Renault warned revenue may decline this year, scrapping a previous goal, after first-half profit was hit by weakening car demand and an earnings collapse at alliance partner Nissan in the wake of the Carlos Ghosn scandal.
Net income slumped by more than half to 970 million euros ($1.08 billion) in January-June as revenue fell 6.4% to 28.05 billion, the French carmaker said on Friday. Operating profit also dropped 13.6% to 1.65 billion euros.
“Given the degradation in demand, the group now expects 2019 revenues to be close to last year’s,” Renault said - abandoning an earlier pledge to increase revenue before currency effects.
A broad-based auto sales downturn has rattled the sector, prompting profit warnings and compounding challenges for Renault and Nissan as they struggle to turn the page on the Ghosn era. Their former alliance boss is now awaiting trial in Japan on financial misconduct charges he denies. Renault’s bottom line was hit by an 826 million-euro drop in earnings from its 43.4%-owned partner.
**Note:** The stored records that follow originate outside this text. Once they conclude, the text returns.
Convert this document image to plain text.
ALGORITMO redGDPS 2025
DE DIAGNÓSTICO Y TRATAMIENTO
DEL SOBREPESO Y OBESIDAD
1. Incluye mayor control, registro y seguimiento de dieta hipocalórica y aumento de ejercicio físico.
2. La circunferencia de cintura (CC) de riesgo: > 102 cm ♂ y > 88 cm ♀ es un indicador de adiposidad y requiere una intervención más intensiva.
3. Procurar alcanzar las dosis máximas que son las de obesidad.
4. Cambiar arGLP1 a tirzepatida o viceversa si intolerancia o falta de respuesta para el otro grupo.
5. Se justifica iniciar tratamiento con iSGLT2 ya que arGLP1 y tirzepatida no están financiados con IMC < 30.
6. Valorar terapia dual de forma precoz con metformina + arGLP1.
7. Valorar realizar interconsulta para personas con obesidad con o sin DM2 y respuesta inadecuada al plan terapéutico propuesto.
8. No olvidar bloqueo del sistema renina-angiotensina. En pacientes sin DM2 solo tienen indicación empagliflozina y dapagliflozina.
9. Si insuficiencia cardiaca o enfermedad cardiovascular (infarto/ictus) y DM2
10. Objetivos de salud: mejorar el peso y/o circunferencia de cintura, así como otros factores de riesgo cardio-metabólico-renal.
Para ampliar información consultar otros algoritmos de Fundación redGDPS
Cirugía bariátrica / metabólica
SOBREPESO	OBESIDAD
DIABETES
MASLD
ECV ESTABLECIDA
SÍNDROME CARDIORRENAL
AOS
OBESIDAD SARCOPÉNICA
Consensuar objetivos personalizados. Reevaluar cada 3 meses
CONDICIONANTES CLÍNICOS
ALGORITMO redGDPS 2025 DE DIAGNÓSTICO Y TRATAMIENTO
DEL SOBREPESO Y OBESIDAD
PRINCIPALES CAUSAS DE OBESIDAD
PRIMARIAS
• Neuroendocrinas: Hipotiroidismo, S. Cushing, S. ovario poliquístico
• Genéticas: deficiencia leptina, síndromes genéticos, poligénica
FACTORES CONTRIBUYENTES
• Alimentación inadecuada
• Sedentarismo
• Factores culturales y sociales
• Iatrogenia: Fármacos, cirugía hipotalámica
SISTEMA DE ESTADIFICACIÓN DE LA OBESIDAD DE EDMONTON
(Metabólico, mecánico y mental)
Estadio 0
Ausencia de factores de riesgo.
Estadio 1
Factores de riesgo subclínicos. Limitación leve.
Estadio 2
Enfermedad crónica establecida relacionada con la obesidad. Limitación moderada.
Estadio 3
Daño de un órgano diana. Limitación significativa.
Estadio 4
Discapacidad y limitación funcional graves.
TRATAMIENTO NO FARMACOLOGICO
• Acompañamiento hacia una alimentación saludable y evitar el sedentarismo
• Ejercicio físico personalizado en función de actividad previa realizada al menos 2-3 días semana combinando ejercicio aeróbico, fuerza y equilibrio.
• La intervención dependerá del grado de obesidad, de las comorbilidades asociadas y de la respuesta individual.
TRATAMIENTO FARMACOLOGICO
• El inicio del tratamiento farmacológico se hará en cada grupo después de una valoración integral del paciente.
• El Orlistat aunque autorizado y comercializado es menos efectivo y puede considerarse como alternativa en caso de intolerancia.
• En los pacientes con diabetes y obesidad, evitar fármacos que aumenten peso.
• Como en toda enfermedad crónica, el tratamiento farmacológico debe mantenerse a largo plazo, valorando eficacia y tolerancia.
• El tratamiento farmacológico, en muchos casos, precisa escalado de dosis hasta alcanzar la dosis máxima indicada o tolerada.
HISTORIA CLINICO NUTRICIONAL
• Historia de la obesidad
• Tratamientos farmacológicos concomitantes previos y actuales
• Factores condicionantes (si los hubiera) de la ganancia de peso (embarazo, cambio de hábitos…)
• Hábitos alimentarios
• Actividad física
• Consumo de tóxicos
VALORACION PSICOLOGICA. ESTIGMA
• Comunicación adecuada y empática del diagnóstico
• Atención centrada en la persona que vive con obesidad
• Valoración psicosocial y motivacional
Nissan is cutting 12,500 jobs globally after an earnings collapse that it is keen to blame on Ghosn’s leadership.
But Renault’s own performance — reflected in an operating margin that declined to 5.9% from 6.4% the year before - compares less favourably with domestic rival PSA Group . The Peugeot maker bucked the downturn with a record 8.7% profit margin unveiled on Wednesday.
Alliance tensions flared after Ghosn’s November arrest, worsened when Renault tried in vain to merge with Nissan then Fiat Chrysler, and may be affecting operational performance, investors fear.
Citi analyst Raghav Gupta-Chaudhary flagged a lower-than-usual 258 million euros in joint purchasing savings for Renault. “We thought this would be weak in light of the well-documented difficulties with the alliance,” he said.